Her hard-worn hands kneaded the dough, the way she has been doing for fifty years, adding flour here and there to get it to the right consistency. My children looked on in amazement. “That’s gnocchi?” they asked incredulously. “It’s going to be,” I said.
It was Family Day and my mother-in-law had a plan for us. Following a filling lunch, she had decided it was high time for me to learn to make gnocchi – a long-time favourite of my son’s. Over the years, I have had several hands-on lessons in making her secret pasta sauce; each lesson being a full two-to-three day event of chopping, frying, puréeing, and canning. This time, we headed to the ‘basement kitchen,’ a second very basic kitchen in a home that can produce vast quantities of food I can only dream of making, but where I have done my fair share of eating.
She had already prepared the potatoes. Preparation in this case meant boiling the potatoes and using a ricer to break them up.

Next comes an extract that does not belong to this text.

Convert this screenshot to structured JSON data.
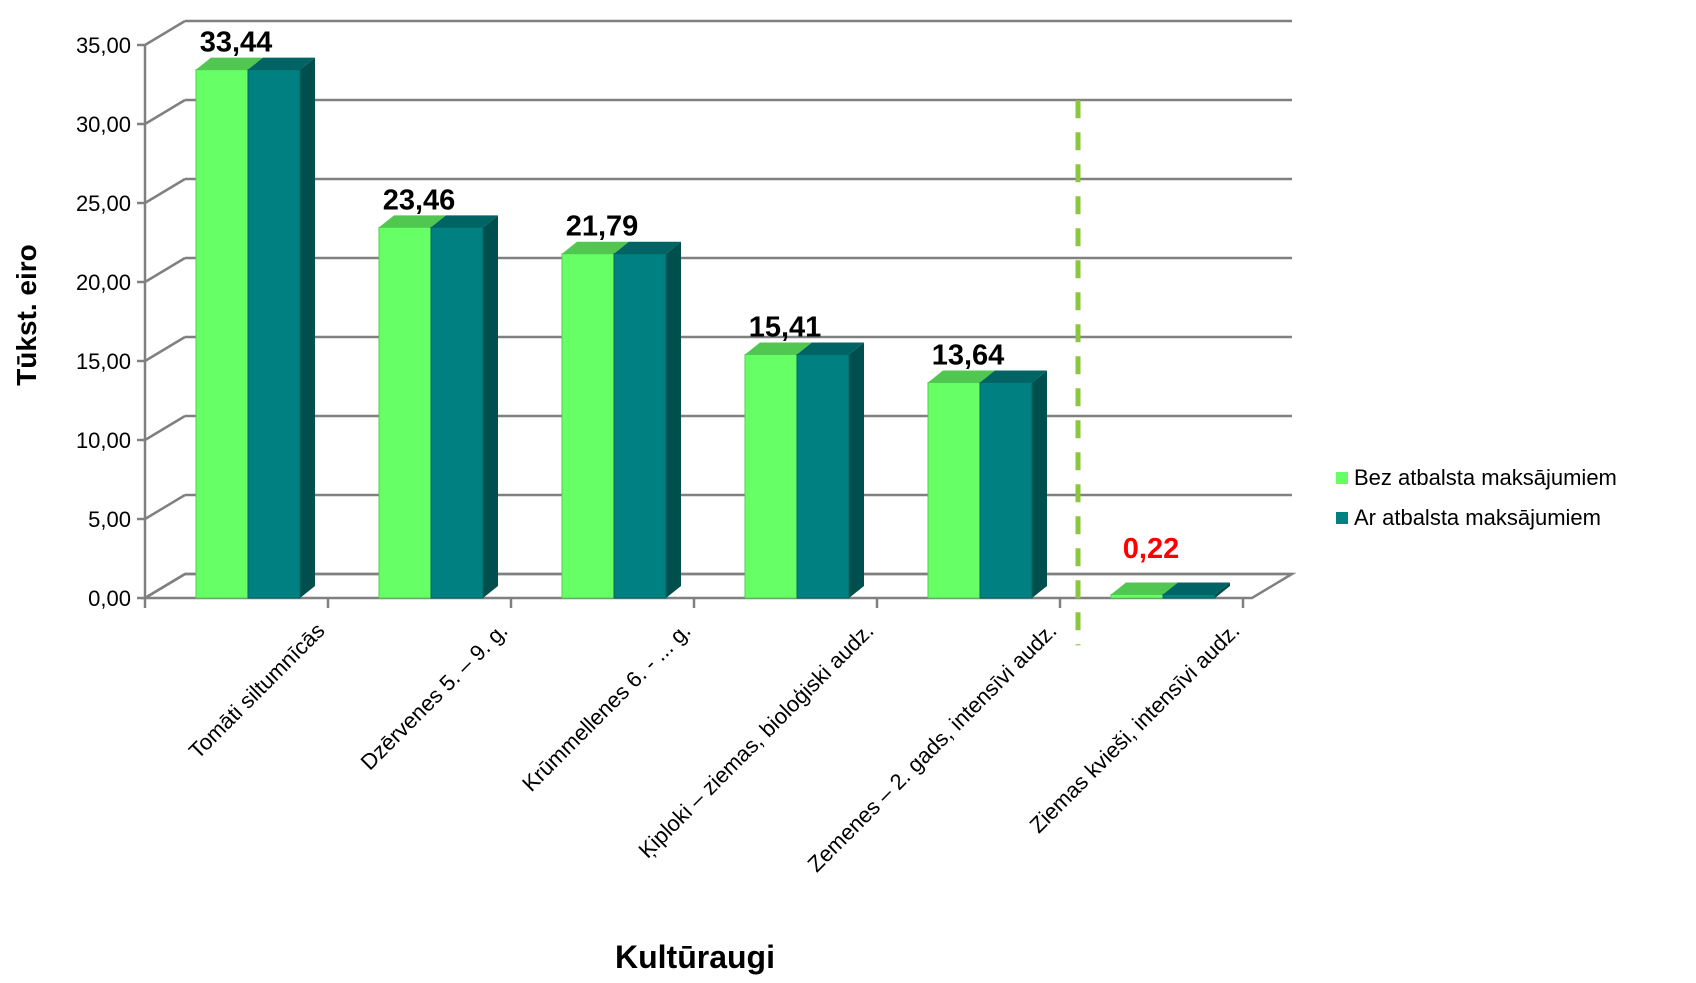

My son wrinkled his nose at the potatoes unsure how this pile of gold would end up looking like his beloved gnocchi.
By adding flour and then an egg, the potatoes were transformed into dough and carefully rolled out.
With deft hands she cut the log into pieces to create little pasta-like shapes.
Then quickly, each piece was rolled using two fingers on the back of a grater, she purchased 30-some odd years ago, to create a pretty pattern unique to her gnocchi. Each piece was laid on a tray layered with wax paper and flour and put into the deep freeze.
Then it was my childrens’ chance to get to work. She gave them each a piece of dough and they explored it with their little fingers. They worked it like playdough, mashing it in and rolling it about. My oldest threw flour onto the table here and there but my mother-in-law stayed silent, showing a kind of patience reserved for grandmothers. My son began to get upset that his piece of dough didn’t look right. She smiled and told him to practice more. With practice he would get better. She showed him how his snake had a belly and then demonstrated how to roll at the belly to thin it out. My oldest daughter took to it fairly quickly. All three were eager to show what they could do – but she did not give any of them a passing grade. Not yet. Flour was everywhere and the kids laughed and laughed.
I asked my mother-in-law questions about what she ate and cooked growing up in her tiny little village near Zadar, Croatia. She talked about the fruit trees and the fish. She talked about not having very much but ‘making do’ with what they had. My children listened.
She gave me a piece of dough and I cringed knowing the pressure of perfection was on. Unlike the kids, I was able to roll it into the proper snake-like roll and cut it into equal-sized pieces using my thumb to eyeball the measurement. Effortlessly rolling each piece off the back of the grater, though, was hard. She chastised me for not using enough pressure to apply the design onto each piece. Again, she showed me how very simple it was.
That day, I may only have earned a B- for my cooking skills, but I think I could make some passable gnocchi in my own kitchen. For the kids, it was a learning opportunity they will not soon forget. For all of us, in lessons of love and family, it was an A+ all around.